En 1994, Louise me proposa de venir la voir à New York pour me montrer le nouveau travail qu'elle venait de faire et qui était exposé au Brooklyn Muséum.
Comme chaque fois, je devais lui apporter mes nouveaux dessins.
Telle ne fut pas ma surprise lorsque je découvrais ses aquarelles représentant des araignées.
C'était la première fois qu'elle abordait ce sujet depuis de nombreuses années.
J'étais d'autant plus troublée que moi aussi j'abordais ce sujet dans les nouveaux dessins que je lui apportais...
J'avais moi aussi abordé ce sujet, petite fille en 1968 et lors de notre dernère conversation nous avions abordé le thème de l'araignée alors que nous ne l'avions pas encore traité.

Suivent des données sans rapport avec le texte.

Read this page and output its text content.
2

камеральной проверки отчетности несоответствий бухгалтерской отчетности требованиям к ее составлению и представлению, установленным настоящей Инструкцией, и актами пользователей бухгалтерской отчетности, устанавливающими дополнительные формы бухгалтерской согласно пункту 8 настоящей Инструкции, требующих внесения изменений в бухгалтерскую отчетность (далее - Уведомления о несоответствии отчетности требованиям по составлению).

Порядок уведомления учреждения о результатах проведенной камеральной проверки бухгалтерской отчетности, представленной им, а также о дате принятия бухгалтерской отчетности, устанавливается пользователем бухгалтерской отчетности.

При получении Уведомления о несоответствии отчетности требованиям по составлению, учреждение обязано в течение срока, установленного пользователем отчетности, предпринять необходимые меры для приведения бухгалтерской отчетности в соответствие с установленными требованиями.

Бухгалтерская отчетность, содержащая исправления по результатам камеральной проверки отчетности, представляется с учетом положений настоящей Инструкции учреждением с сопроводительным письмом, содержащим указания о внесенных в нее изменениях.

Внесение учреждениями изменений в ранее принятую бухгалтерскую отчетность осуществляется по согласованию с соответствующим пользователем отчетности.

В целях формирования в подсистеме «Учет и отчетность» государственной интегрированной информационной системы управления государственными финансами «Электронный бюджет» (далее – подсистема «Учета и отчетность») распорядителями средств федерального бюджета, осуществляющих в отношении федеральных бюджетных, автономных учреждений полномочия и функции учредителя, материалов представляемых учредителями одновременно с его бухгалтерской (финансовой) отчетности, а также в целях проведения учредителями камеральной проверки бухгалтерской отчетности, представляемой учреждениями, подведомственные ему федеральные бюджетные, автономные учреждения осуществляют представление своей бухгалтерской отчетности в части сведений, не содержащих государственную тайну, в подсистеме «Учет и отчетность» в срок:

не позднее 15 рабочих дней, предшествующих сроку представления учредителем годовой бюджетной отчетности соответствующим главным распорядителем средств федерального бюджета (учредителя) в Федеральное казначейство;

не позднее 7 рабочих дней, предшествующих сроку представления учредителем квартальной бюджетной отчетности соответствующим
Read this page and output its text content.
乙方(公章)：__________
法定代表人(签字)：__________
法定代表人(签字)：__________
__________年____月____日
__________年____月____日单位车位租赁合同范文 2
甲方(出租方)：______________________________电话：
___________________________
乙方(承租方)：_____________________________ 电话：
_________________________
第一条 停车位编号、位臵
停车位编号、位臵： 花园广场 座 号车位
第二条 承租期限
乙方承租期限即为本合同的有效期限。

Lorsqu'elle découvrit ce travail, elle se mit à en parler et accepta que je retranscrive ses paroles:
Toute cette série, il me semble que c'est une recherche sur le thème de la peur.
La peur d'avant toutes les peurs, la peur primordiale, sexuelle, la peur d'exister, la peur de naître.
C'est aussi la peur de l'animal à l'instant où il va être dévoré par son ennemi.
Je vois très bien les yeux, le regard.
Par contre, vous n'avez pas peur de l'espace, vous le maîtrisez très bien, la preuve c'est que vous venez me voir à New York.
C'est important que vous préserviez l'ordre dans lequel vous faites vos dessins pour que l'on en comprenne le sens, le rythme.
Cette forme que vous refaite inlassablement est chaque fois reconstruite, modulée, différente.
A la fin de chacune de vos séries, vous vous apaisez, la peur s'assagit, s'endort jusqu'au jour où elle réapparaît et où il vous faut recommencer.
Pour moi, c'est très lisible, apaisant rare.
Vos araignées sont à l'opposé des miennes, les miennes parlent de ma mère qui tissait et qui m'apaisait.
Louise Bourgeois, texte inédit, New York, avril 1994.